ArrowEvalPythonExec Physical Operator¶
ArrowEvalPythonExec is an EvalPythonExec physical operator to evaluate scalar PythonUDFs using ArrowPythonRunner.
ArrowEvalPythonExec represents ArrowEvalPython logical operator at execution time.
Creating Instance¶
ArrowEvalPythonExec takes the following to be created:
- Scalar PythonUDFs
- Result
Attributes (Spark SQL) - Child
SparkPlan(Spark SQL) - Eval Type
ArrowEvalPythonExec is created when:
PythonEvalsphysical execution strategy is executed (and plans ArrowEvalPython logical operators)
Performance Metrics¶
ArrowEvalPythonExec is a PythonSQLMetrics.
Maximum Records per Batch¶
batchSize is the value of spark.sql.execution.arrow.maxRecordsPerBatch configuration property.

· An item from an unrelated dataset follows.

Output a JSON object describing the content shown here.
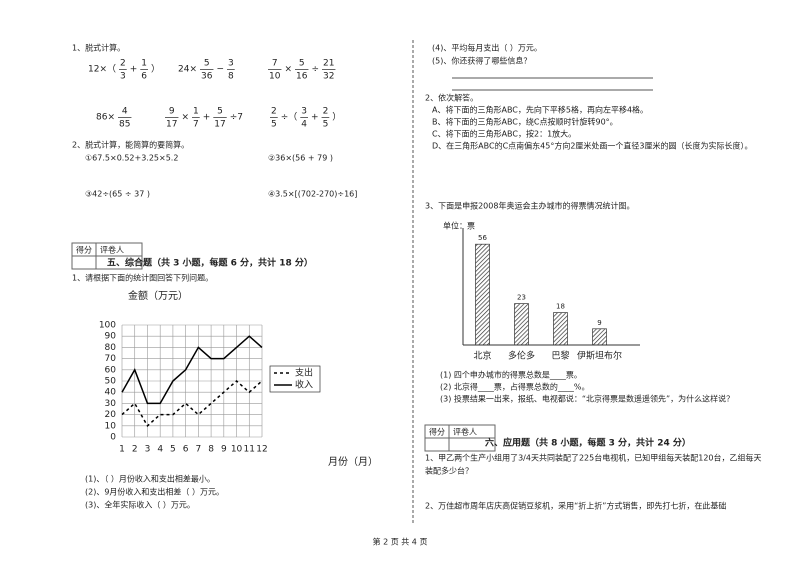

batchSize is used while evaluating PythonUDFs.
Evaluating PythonUDFs¶
EvalPythonExec
evaluate(
funcs: Seq[ChainedPythonFunctions],
argOffsets: Array[Array[Int]],
iter: Iterator[InternalRow],
schema: StructType,
context: TaskContext): Iterator[InternalRow]
evaluate is part of the EvalPythonExec abstraction.
evaluate creates an ArrowPythonRunner to compute partitions.
In the end, evaluate converts ColumnarBatches into InternalRows.